Pada suatu diskusi tentang pajak, muncul pertanyaan mengenai dasar keabsahan pajak dalam Islam. Beberapa orang membandingkan pajak dengan pungutan liar yang diharamkan dalam Islam. Mereka mengutip sebuah hadits yang diriwayatkan oleh Ibn Mâjah dan Imam Al-Thabarânî. Setelah dilakukan penelitian, hadits tersebut juga terdapat dalam kitab al-Talkhîsh al-Habîr karya Ahmad ibn Ali Muhammad al-Kanâniy al-Asyqalânî.
Hadits tersebut berbunyi: “Tidak ada hak dalam harta selain zakat.” Namun, ada perdebatan mengenai keabsahan hadits ini karena perawi yang diriwayatkan dinilai tidak terpercaya sehingga status hadits menjadi lemah. Namun, terdapat riwayat hadits lain dari Ibn Mâjah yang maknanya hampir sama, namun dengan perbedaan lafazh.
Hadits lain tersebut menyatakan: “Tiada hak dalam harta yang tersimpan selain dari zakat.” Hadits ini menjadi saksi bagi hadits pertama sehingga derajat keabsahan hadits pertama meningkat menjadi kuat. Kemudian, Imam Al-Tirmidzî meriwayatkan hadits lain yang berlawanan maknanya, yaitu: “Sesungguhnya dalam setiap harta terdapat hak selain zakat.”
Setelah diselidiki, hadits terakhir ini memiliki banyak perawi yang menegaskan kekuatan keabsahannya. Dengan demikian, terdapat dua hadits yang keabsahannya sama, namun terlihat bertentangan dari sisi makna. Metode untuk memahami kedua hadits tersebut adalah dengan berusaha mengompromikan keduanya atau memeriksa sanad masing-masing perawi.

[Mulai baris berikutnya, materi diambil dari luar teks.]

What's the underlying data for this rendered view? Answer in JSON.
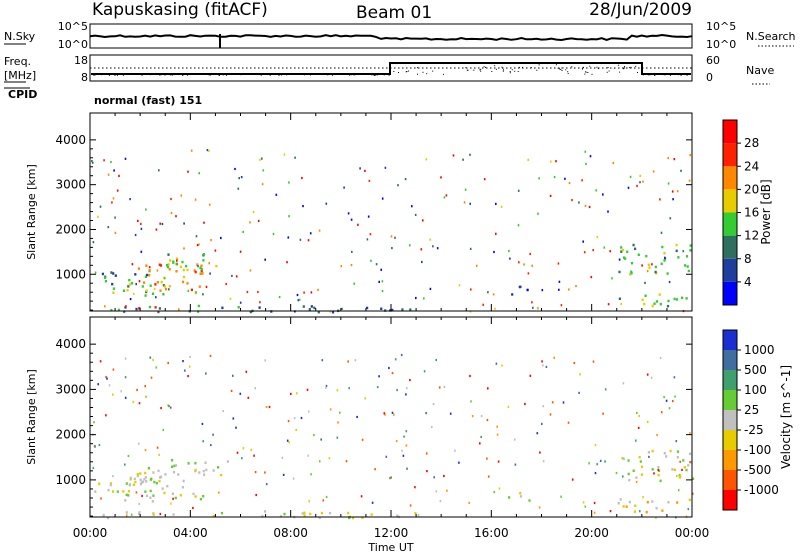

Setelah melalui penelitian, ditemukan bahwa hadits yang menyatakan adanya hak lain di dalam harta selain zakat lebih dipilih karena memiliki banyak perawi dan lafazh hadits yang serupa di antara perawi-perawi tersebut. Kesimpulannya, berdasarkan takhrij hadits, terdapat hak lain di dalam harta selain dari zakat.
Namun, hal ini belum menjawab pertanyaan tentang keabsahan pemerintah dalam memungut pajak kepada masyarakatnya. Untuk memahami lebih lanjut mengenai perpajakan dalam Islam, diperlukan penelitian lebih lanjut mengenai perbedaan antara pajak dan pungutan liar.